D’autre part, la Coalition civique (KO, Parti populaire européen) au pouvoir, à la tête d’un bloc de partis centristes et de gauche pro-UE sous la direction du Premier ministre Donald Tusk, s’est montrée sceptique quant au stockage d’armes nucléaires en Pologne.
L’ancien ministre de la Défense, Tomasz Siemoniak (Plateforme civique/PO, membre de la Coalition civique), avait averti l’année dernière que les spéculations sur une telle solution « ne servaient pas la sécurité de la Pologne ».
Vu de Russie
Le même jour, le ministre russe des Affaires étrangères, Sergueï Lavrov, a déclaré que la menace d’une guerre nucléaire s’aggravait.
« Les Occidentaux sont dangereusement au bord d’une confrontation militaire directe entre puissances nucléaires », a déclaré M. Lavrov.

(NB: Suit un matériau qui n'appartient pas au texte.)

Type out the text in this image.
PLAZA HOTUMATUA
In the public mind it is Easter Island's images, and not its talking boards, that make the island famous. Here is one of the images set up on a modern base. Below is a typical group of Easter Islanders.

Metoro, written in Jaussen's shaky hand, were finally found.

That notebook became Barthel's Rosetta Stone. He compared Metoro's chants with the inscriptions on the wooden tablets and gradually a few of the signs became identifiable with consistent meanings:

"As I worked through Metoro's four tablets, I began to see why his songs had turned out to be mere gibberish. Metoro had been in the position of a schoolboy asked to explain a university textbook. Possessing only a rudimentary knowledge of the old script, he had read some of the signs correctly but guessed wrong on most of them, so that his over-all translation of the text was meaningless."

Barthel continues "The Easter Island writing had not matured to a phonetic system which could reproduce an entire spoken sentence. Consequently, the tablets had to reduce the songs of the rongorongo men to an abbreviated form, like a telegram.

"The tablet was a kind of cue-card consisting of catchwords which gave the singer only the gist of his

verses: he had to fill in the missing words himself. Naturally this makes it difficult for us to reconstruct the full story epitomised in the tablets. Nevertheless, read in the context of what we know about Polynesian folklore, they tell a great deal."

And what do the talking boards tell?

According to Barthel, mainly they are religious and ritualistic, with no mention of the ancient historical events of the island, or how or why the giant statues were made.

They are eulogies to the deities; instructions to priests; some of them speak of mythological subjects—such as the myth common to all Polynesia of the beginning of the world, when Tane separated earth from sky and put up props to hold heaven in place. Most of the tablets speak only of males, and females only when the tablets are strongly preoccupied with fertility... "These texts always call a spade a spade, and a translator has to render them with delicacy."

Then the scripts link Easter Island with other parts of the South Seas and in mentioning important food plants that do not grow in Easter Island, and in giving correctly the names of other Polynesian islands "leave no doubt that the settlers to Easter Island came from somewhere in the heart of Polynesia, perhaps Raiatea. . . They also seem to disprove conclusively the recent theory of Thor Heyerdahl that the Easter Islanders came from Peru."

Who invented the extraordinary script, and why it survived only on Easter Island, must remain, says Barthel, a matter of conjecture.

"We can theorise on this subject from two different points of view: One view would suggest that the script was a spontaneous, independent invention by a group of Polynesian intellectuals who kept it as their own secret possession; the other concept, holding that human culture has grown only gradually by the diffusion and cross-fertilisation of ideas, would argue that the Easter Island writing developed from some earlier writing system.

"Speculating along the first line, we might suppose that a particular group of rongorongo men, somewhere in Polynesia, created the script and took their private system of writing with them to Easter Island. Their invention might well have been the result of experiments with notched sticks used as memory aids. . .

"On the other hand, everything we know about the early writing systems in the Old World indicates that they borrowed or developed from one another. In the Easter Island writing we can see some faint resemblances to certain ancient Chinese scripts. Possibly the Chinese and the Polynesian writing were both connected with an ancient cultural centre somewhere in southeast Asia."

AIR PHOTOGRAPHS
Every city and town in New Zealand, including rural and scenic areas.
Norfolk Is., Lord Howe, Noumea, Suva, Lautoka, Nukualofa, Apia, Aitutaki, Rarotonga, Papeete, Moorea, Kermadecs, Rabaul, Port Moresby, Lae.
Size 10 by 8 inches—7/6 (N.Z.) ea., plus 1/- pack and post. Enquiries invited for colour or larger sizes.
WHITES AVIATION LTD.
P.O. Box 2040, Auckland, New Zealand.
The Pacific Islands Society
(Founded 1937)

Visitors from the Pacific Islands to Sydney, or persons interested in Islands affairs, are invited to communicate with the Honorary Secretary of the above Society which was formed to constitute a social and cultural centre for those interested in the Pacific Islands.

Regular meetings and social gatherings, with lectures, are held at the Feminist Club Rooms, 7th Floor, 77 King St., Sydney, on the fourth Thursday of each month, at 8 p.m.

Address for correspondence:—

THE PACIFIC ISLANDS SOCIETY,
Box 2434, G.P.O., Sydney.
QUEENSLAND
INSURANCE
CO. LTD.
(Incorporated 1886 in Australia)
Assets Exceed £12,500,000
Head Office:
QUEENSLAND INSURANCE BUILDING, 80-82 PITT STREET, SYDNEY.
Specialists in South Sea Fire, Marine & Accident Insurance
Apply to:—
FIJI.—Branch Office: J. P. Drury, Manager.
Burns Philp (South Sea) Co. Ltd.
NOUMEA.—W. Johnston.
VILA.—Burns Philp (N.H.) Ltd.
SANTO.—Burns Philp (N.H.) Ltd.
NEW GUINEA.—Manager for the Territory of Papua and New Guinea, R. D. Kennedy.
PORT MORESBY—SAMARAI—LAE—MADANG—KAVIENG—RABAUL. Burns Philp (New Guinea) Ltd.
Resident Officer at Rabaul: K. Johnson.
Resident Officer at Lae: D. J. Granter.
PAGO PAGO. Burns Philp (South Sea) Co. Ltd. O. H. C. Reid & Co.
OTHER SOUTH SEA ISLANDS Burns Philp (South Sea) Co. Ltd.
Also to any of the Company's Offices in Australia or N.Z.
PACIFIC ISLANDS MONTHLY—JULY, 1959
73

Selon le ministre, les États-Unis, la France et le Royaume-Uni ont pris des mesures « provocatrices » en soutenant l’Ukraine dans la guerre contre la Russie.
Le président russe Vladimir Poutine avait averti plus tôt que si les États-Unis procédaient à des essais nucléaires, Moscou ferait de même.
Les médias russes, y compris l’agence de presse publique russe TASS, ont rapporté la déclaration de M. Duda sur les armes nucléaires en Pologne, mais le Kremlin n’a pas réagi officiellement au moment de la publication de cet article.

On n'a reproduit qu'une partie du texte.